In the second part, we evaluate the quality of separated notes. For this, we use the RMSD and the PSM. All note signals are normalized to 0 dBFS RMS before computing the RMSD. In Fig. 2, the average over all isolated notes is shown.

3.3 Interpretation of Results and Observations

Looking at Fig. 1, one can observe a slight improvement that is due to a greater patch size in the case of the synthetic mix. For the realistic mix, the improvement is minor. The greater patch size seems rather counterproductive when the power is used as the nonnegative representation together with a lower frequency resolution. It looks like the magnitude spectra yield a better accuracy for both the mixtures. It is also evident that a higher frequency resolution improves the transcription. The fact that some curves are not monotonically increasing might be due to random initializations in the NMFlib.

Figure 2 confirms once more that a significantly better result can be expected if the dictionary fits the mixture. In regard to the RMSD, a gain of 3 dB can be stated. Here again, a higher frequency resolution has a stronger impact on the result than a larger patch. When listening to the note samples, we would further observe that for low-pitched notes a 2048-point STFT is insufficient to discriminate neighboring partials. For high-pitched notes, this issue is less critical. For the synthetic mix, the perceptual similarity between notes is higher in the case of magnitude spectra. Yet for the realistic mixture, the power spectral representation gives comparable if not better results.

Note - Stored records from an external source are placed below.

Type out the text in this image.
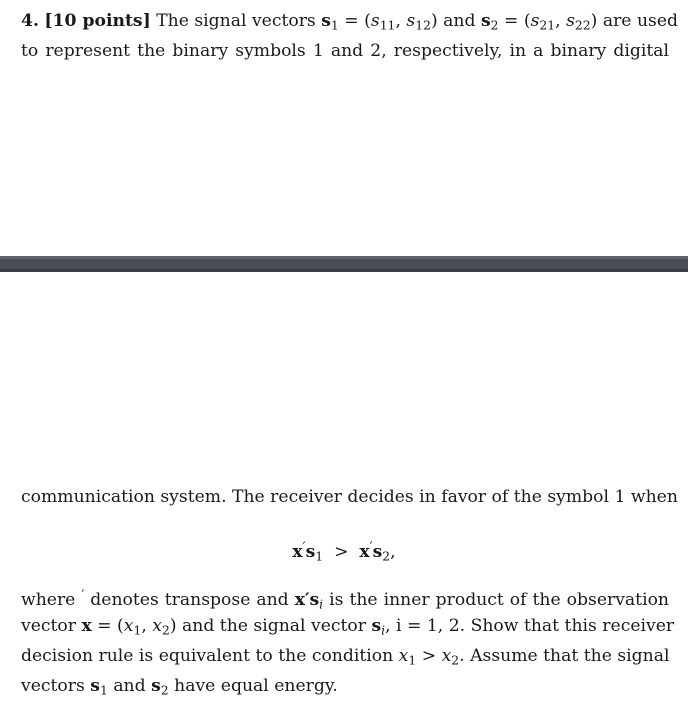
4. [10 points] The signal vectors $s_1 = (s_{11}$, $s_{12}$) and $s_2 = (s_{21}$, $s_{22}$) are used
to represent the binary symbols 1 and 2, respectively, in a binary digital
communication system. The receiver decides in favor of the symbol 1 when
$x's_1 > x's_2$,
where ′ denotes transpose and $x's_i$ is the inner product of the observation
vector $x = (x_1$, $x_2$) and the signal vector $s_i$, i = 1, 2. Show that this receiver
decision rule is equivalent to the condition $x_1 > x_2$. Assume that the signal
vectors $s_1$ and $s_2$ have equal energy.
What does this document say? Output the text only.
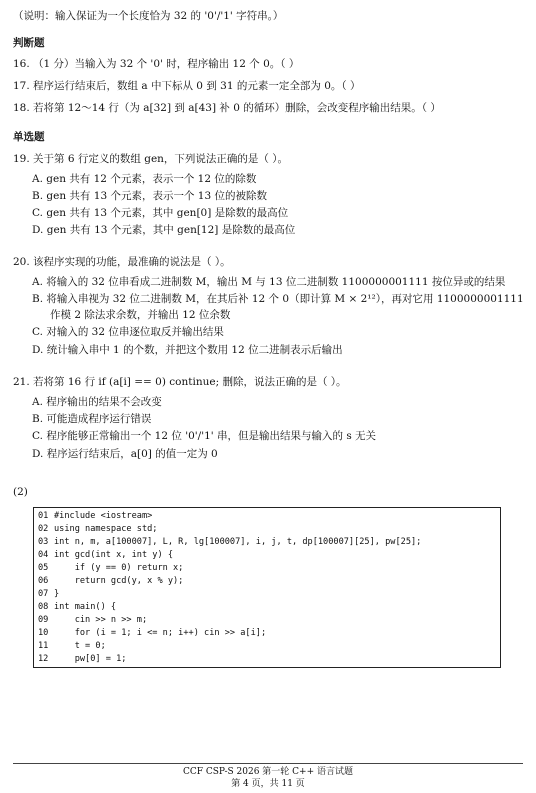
（说明：输入保证为一个长度恰为 32 的 '0'/'1' 字符串。）
判断题
16. （1 分）当输入为 32 个 '0' 时，程序输出 12 个 0。（ ）
17. 程序运行结束后，数组 a 中下标从 0 到 31 的元素一定全部为 0。（ ）
18. 若将第 12～14 行（为 a[32] 到 a[43] 补 0 的循环）删除，会改变程序输出结果。（ ）
单选题
19. 关于第 6 行定义的数组 gen，下列说法正确的是（ ）。
A. gen 共有 12 个元素，表示一个 12 位的除数
B. gen 共有 13 个元素，表示一个 13 位的被除数
C. gen 共有 13 个元素，其中 gen[0] 是除数的最高位
D. gen 共有 13 个元素，其中 gen[12] 是除数的最高位
20. 该程序实现的功能，最准确的说法是（ ）。
A. 将输入的 32 位串看成二进制数 M，输出 M 与 13 位二进制数 1100000001111 按位异或的结果
B. 将输入串视为 32 位二进制数 M，在其后补 12 个 0（即计算 M × 2¹²），再对它用 1100000001111
作模 2 除法求余数，并输出 12 位余数
C. 对输入的 32 位串逐位取反并输出结果
D. 统计输入串中 1 的个数，并把这个数用 12 位二进制表示后输出
21. 若将第 16 行 if (a[i] == 0) continue; 删除，说法正确的是（ ）。
A. 程序输出的结果不会改变
B. 可能造成程序运行错误
C. 程序能够正常输出一个 12 位 '0'/'1' 串，但是输出结果与输入的 s 无关
D. 程序运行结束后，a[0] 的值一定为 0
(2)
01 #include <iostream>
02 using namespace std;
03 int n, m, a[100007], L, R, lg[100007], i, j, t, dp[100007][25], pw[25];
04 int gcd(int x, int y) {
05    if (y == 0) return x;
06    return gcd(y, x % y);
07 }
08 int main() {
09    cin >> n >> m;
10    for (i = 1; i <= n; i++) cin >> a[i];
11    t = 0;
12    pw[0] = 1;
CCF CSP-S 2026 第一轮 C++ 语言试题
第 4 页，共 11 页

Even though a performance improvement with respect to the F-measure and also the PSM is undeniable between 1 and 4 bases in particular, the PA-curves indicate that it comes at the expense of an almost M times higher effort. For a patch size greater than 4, the improvement looks negligible in most cases. Plus, irrespective of the chosen test case and measure, \(PA \approx -\log M\), i.e. negative (disadvantageous) for all \(M > 1\). And what is more, the improvement is scarcely audible. Another negative side effect of the convolution worth noting is that the attacks of low-pitched notes are smoothed out.

4 Conclusion

We conclude that because of the large pitch range of the piano, the STFT size should be no smaller than 4096 at a sampling rate of 44.1 kHz to separate low-pitched notes. As for the spectral representation, in most test cases the magnitude spectrum is more performant than the power spectrum. At this point, we do not have an explanation for this enigma that questions the validity of the Gaussian-additive mixture model. Finally, the study shows that is it senseful to favor a single-basis NMF over a computationally intensive convolutional NMF in musical applications, especially if the runtime plays an important role. No significant sound quality loss was established in our experiments.